O tutelar da pasta da Cultura vai no entanto mais longe e afirma que "às vezes a espuma dos dias em Portugal parece sobrepor-se às coisas importantes". Barreto Xavier diz não poder "acreditar que isso seja exclusivamente por falta de sensatez" e garante que quer "acreditar que existem outras questões de agenda", aludindo a uma campanha eleitoral já a decorrer.

"Este Governo fez aquilo que há muitas décadas se esperava, que era alargar o Museu do Chiado para uma dimensão que permite finalmente em Portugal ter uma leitura sistemática e coerente da arte nacional da segunda metade do século XIX ao século XX, como está previsto na missão do Museu do Chiado.

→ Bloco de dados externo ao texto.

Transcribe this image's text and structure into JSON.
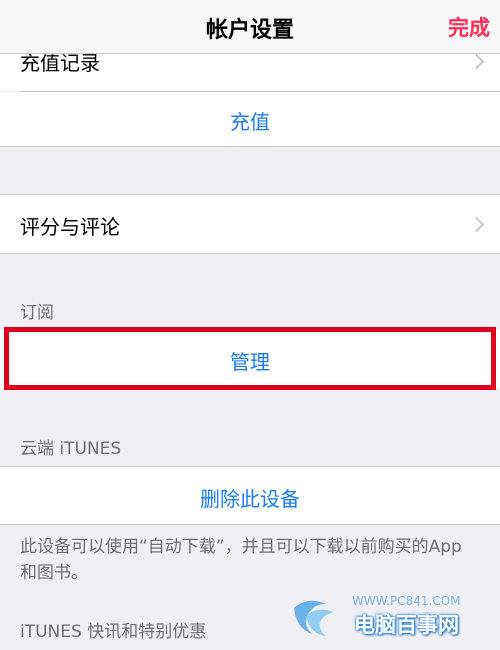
{
  "navbar": {
    "title": "帐户设置",
    "done_label": "完成"
  },
  "rows": {
    "recharge_history": "充值记录",
    "recharge": "充值",
    "ratings_reviews": "评分与评论",
    "manage": "管理",
    "remove_device": "删除此设备"
  },
  "sections": {
    "subscriptions": "订阅",
    "itunes_cloud": "云端 iTUNES",
    "itunes_news": "iTUNES 快讯和特别优惠"
  },
  "footer": {
    "device_note": "此设备可以使用“自动下载”，并且可以下载以前购买的App 和图书。"
  },
  "watermark": {
    "url": "WWW.PC841.COM",
    "name": "电脑百事网"
  },
  "colors": {
    "accent_blue": "#1a7cf0",
    "done_pink": "#ff2d55",
    "highlight_red": "#e0001e",
    "background": "#efeff4"
  }
}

Isto é uma expectativa e uma ambição do meio cultural de décadas", defende o SEC.

E frisa: "O ruído, e quero dizer que é ruído, colocado à volta da exposição inaugural do novo espaço no âmbito da ampliação do Museu do Chiado, é um ruído revelador de espíritos pequenos. Em vez de se cuidar do mais importante, que é reconhecer, e eu não vejo isso dito, a concretização da ampliação do Museu do Chiado".

Ainda em declarações ao Expresso, Barreto Xavier diz deixar para "aqueles que querem ocupar os dias a discutir as legendas das pinturas colocadas nas paredes" a discussão sobre a forma de referenciar a coleção. Isto apesar de ter sido essa a causa da revogação do despacho de 2014. "Decidi revogar o despacho porque, de acordo com o que a DGPC me reportou, o modo como estava a ser preparada a exposição inaugural era um modo de antagonismo com a Fundação de Serralves. E isso para mim, era absolutamente inaceitável. Relevar um exercício de propriedade é completamente irrelevante para aquilo que é a lógica do sistema museológico nacional. A propriedade é do Estado. E o Estado preza a salvaguarda da relação institucional entre as instituições. Só faltava ter museus do Estado a pôr em causa a estabilidade relacional do Estado com as estruturas que consideramos relevantes. Isso eu não admito nem admiti."

FOTO ANTÓNIO PEDRO FERREIRA

FOTO ANTÓNIO PEDRO FERREIRA

A tutela da Coleção SEC é agora do secretário de Estado da Cultura, está adstrita à DGPC e mantém todos os protocolos de depósito com a Fundação de Serralves. Já as 70 peças chegadas do museu portuense ficarão como previsto 16 meses em exposição no Museu do Chiado no âmbito da exposição "Narrativa de uma Coleção - Arte Portuguesa na Coleção da Secretaria de Estado da Cultura (1960-1990)". E a caminho do MNAC está já nova direção.